I'm now testing the ComMotion with a SparkFun Redboard on the new Scamper robot.
The Scamper Kit will come in a Quality case rather than the usual carboard box. I'm going to add an IR sensor to the kit and write some demo code for a spinning line follower and maze solver. This will allow beginners to have some fun with the robot as soon as it's assembled.
Update 18th August 2014
Unfortunately the ATmega8's ran out of memory. I've written one program that is uploaded to both processors. The PCB uses A2 as an ID pin which is tied to Gnd on MCU1 and tied to Vcc for MCU2. The program itself does not use an excessive amount of memory and worked fine with the EEPROM and Wire libraries included but hit the limit once the Serial library was added.

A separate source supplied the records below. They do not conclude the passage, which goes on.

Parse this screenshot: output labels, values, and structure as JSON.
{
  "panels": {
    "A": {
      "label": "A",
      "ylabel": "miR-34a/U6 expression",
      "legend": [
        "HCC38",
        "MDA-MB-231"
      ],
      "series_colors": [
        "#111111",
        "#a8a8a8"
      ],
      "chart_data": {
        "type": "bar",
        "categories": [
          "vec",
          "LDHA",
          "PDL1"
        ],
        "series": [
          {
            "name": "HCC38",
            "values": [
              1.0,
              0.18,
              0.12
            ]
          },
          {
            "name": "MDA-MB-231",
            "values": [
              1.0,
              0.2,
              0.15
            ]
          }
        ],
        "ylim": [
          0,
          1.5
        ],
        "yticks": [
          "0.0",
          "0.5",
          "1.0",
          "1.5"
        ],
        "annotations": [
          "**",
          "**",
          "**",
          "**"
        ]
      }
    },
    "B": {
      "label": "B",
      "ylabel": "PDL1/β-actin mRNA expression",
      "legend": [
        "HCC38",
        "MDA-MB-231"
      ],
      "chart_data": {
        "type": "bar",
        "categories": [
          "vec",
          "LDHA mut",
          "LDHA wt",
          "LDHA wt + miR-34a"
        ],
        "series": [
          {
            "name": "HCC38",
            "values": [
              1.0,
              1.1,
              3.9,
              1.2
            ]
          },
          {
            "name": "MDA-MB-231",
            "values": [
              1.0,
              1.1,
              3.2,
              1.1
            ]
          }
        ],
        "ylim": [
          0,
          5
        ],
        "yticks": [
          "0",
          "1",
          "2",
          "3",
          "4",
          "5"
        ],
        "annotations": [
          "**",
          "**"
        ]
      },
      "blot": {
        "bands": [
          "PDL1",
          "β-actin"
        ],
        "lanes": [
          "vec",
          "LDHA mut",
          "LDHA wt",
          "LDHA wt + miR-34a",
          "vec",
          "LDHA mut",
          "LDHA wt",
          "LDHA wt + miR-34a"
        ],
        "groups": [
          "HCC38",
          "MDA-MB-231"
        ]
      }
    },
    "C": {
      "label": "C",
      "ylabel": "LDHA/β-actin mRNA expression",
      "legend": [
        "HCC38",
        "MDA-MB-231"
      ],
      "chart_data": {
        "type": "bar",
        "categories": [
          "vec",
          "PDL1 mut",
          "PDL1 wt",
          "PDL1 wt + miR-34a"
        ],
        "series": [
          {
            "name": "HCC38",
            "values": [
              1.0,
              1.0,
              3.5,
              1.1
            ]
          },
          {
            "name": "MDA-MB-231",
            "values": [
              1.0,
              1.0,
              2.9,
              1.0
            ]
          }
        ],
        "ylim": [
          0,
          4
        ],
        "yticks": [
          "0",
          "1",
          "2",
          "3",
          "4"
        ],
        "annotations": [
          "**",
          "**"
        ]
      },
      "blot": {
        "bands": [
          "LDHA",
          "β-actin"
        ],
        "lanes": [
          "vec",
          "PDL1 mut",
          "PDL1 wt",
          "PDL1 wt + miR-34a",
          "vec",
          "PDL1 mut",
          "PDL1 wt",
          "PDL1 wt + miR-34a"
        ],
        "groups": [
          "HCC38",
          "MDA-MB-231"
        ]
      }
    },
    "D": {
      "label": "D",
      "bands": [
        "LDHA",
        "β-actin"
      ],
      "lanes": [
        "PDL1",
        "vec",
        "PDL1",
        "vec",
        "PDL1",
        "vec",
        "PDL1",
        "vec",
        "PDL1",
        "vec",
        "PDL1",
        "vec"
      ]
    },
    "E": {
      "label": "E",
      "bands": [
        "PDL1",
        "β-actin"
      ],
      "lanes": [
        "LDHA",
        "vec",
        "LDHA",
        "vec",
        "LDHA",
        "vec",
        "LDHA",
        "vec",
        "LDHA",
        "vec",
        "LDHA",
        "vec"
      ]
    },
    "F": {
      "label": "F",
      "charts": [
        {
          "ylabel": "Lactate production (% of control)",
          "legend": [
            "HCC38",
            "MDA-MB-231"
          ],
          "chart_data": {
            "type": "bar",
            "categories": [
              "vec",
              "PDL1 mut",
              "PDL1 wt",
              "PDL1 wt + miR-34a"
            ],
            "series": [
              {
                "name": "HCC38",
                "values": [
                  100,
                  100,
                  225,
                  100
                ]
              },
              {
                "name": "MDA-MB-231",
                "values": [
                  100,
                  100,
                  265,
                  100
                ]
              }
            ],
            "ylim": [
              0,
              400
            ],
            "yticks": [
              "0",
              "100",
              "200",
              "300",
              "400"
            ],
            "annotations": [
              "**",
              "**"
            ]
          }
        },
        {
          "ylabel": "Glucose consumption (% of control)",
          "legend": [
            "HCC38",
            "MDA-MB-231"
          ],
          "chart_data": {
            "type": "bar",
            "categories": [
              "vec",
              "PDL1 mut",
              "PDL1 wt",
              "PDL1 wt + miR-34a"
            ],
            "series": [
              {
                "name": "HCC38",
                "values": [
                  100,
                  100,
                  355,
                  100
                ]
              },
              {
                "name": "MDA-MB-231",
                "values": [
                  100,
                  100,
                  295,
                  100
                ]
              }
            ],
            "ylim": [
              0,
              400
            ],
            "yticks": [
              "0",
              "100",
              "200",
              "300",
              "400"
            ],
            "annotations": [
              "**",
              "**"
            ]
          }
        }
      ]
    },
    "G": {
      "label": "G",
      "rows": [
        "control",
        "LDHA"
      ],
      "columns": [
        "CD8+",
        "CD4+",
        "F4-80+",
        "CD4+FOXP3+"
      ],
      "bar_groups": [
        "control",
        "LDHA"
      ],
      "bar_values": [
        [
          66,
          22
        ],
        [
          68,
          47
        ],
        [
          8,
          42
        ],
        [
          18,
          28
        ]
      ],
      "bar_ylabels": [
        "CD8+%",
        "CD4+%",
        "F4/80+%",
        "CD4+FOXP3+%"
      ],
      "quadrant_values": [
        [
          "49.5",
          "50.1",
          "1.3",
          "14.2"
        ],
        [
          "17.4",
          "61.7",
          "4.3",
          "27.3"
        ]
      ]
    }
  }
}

As such I've switched to ATmega328's. The difference in price is small so I'm sure some people will ask why I bothered with the ATmega8A to begin with. The fact is I do not like waste and considering I was only short by 1 or 2K makes me feel that most of the additional 48K added (24K for each processor) is being wasted.
On the up side, it allows plenty of room for additional code if customers want to take full advantage of the extra 2 serial ports.